One last thing, once this pandemic is over no one is saying that what you do differently today will be the new normal. All I’m saying is make good happen now, by doing things differently during this difficult time.  This pandemic will be over sooner or later and we will all look back and say…? 

Resilience is the ability to overcome adversity. Now more than ever we must marshal those skills we know will effectively help us deal with these stressfully challenging times. Many are homeschooling children, while working from home, while taking care of elders, while worrying and wondering about the future. 

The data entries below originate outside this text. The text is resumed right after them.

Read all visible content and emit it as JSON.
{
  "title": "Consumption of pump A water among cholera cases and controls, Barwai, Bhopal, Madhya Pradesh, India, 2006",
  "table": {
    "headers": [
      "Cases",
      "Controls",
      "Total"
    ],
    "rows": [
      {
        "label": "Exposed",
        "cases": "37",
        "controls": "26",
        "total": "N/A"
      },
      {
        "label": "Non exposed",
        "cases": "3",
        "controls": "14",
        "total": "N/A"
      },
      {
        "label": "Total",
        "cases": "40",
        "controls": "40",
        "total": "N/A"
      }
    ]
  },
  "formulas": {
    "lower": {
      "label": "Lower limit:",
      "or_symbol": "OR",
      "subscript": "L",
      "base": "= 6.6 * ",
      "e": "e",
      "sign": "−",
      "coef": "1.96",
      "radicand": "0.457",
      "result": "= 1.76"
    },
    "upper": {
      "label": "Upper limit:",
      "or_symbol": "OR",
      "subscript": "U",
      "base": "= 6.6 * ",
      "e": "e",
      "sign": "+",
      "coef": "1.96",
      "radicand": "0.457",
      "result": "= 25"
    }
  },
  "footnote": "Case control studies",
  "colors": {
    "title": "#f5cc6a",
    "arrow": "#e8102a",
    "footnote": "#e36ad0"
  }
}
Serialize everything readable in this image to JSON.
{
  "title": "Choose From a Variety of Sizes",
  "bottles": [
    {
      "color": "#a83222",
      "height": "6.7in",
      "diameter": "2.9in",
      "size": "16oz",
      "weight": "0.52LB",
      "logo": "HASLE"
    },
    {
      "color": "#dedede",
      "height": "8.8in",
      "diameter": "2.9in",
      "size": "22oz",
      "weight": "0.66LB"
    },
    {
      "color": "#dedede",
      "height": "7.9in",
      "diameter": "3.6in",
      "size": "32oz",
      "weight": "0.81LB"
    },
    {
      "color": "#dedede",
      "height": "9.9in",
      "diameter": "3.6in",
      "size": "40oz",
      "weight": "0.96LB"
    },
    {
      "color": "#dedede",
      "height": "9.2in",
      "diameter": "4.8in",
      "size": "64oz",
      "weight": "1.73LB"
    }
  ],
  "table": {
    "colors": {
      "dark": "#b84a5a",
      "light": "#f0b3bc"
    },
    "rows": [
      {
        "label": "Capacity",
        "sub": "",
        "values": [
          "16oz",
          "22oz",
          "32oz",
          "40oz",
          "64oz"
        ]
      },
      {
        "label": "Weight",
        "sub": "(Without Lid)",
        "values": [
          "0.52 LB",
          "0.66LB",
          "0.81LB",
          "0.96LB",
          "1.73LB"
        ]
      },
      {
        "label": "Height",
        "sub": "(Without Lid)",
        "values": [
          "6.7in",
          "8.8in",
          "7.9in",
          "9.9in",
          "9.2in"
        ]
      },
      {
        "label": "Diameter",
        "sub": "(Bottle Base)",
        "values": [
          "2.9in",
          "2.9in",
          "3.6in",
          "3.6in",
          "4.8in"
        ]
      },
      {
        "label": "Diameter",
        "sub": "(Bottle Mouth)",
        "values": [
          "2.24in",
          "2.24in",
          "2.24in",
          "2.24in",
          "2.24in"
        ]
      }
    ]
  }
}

Resilience is not only the ability to overcome adversity, it’s the ability to accept what is beyond our control and work around it. There really isn’t much we can do about what life sends our way, but there is a whole lot we can do about how we deal with it. The fact is we are facing a pandemic. Another fact is we can choose how we face this pandemic. As Dr. Randy Pausch said in his Last Lecture, “We can not change the cards we are dealt, just how we play the hand.”

The wonderful thing about resilience is that it is a teachable skill. No doubt some people are born more resilient than others. However, that is not to say that you can’t become more resilient.  Actually, times like these are rife with opportunities to learn how to become more resilient and to teach your children how to become more resilient. For many children their parents are their most important role models. This is a perfect time to model for your children how to deal with the difficult situations they will inevitably encounter throughout their lives.